# Computing stuff tied to the physical world

## Moving averages

In Software on Oct 8, 2011 at 00:01

In the comments, Paul H pointed me to a great resource on digital filtering – i.e. this online book: The Scientist & Engineer’s Guide to Digital Signal Processing (1999), by Steven W. Smith. I’ve been reading in it for hours on end, it’s a fantastic source of information for an analog-signal newbie like me.

From chapter 21, it looks like the simplest filtering of all will work just fine: a moving average, i.e. take the average of the N previous data point, and repeat for each point in time.

Time for some simple programming and plotting. Here is the raw data I obtained before in gray, with a moving average of order 349 superimposed as black line (and time-shifted for proper comparison): Note that the data points I’m using were sampled roughly 50,000 times per second, i.e. 1,000 samples for each 50 Hz sine wave. So averaging over 349 data points is bound to dampen the 50 Hz signal a bit as well.

As you can see, all the noise is gone. Perfect!
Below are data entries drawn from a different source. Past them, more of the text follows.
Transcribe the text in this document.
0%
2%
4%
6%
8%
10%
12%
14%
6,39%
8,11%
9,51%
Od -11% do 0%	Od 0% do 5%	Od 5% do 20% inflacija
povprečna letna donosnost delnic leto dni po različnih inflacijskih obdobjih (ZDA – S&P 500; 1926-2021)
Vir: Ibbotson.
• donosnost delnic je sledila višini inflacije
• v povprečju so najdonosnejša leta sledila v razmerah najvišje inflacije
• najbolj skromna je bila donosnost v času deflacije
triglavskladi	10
Why order 349? Because a 349-point average is like a 7-point average every 50 samples. Let me explain… I wanted to see what sort of results I would get when measuring only once every millisecond, i.e. 20 times per sine wave. That’s 50x less than the dataset I’m trying this with, so the 1 ms sampling can easily be simulated by only using every 50th datapoint. To get decent results, I found that an order 7 moving average still sort of works: There’s some aliasing going on here, because the dataset samples aren’t synchronized to the 50 Hz mains frequency. So this is the signal I’d get when measuring every 1 ms, and averaging over the past 7 samples.

For comparison, here’s an order 31 filter sampled at 10 KHz, i.e. one ADC measurement every 100 µs: (order 31 is nice, because 31 x 1023 fits in a 16-bit int without overflow – 1023 being the max ADC readout)

The amplitude is a bit more stable now, i.e. there are less aliasing effects.

Using this last setting as starting point, one idea is to take 500 samples (one every 100 µs), which captures at least two highs and two lows, and to use the difference between the maximum and minimum value as indication of the amount of current flowing. Such a process would take about 50 ms, to be repeated every 5 seconds or so.

A completely different path is to use a digital Chebyshev filter. There’s a nice online calculator for this over here (thx Matthieu W). I specified a 4th order, -3 dB ripple, 50 Hz low-pass setup with 1 KHz sampling, and got this: Very smooth, though I didn’t get the startup right. Very similar amplitude variations, but it needs floating point.

Let me reiterate that my goal is to detect whether an appliance is on or off, not to measure its actual power draw. If this can be implemented, then all that remains to be done is to decide on a proper threshold value for signaling.

My conclusion at this point is: a simple moving average should be fine to extract the 50 Hz “sine-ish” wave.

Update – if you’re serious about diving into DSP techniques, then I suggest first reading The Scientist & Engineer’s Guide to Digital Signal Processing (1999), by Steven W. Smith, and then Understanding Digital Signal Processing (2010) by Richard G Lyons. This combination worked extremely well for me – the first puts everything in context, while the second provides a solid foundation to back it all up.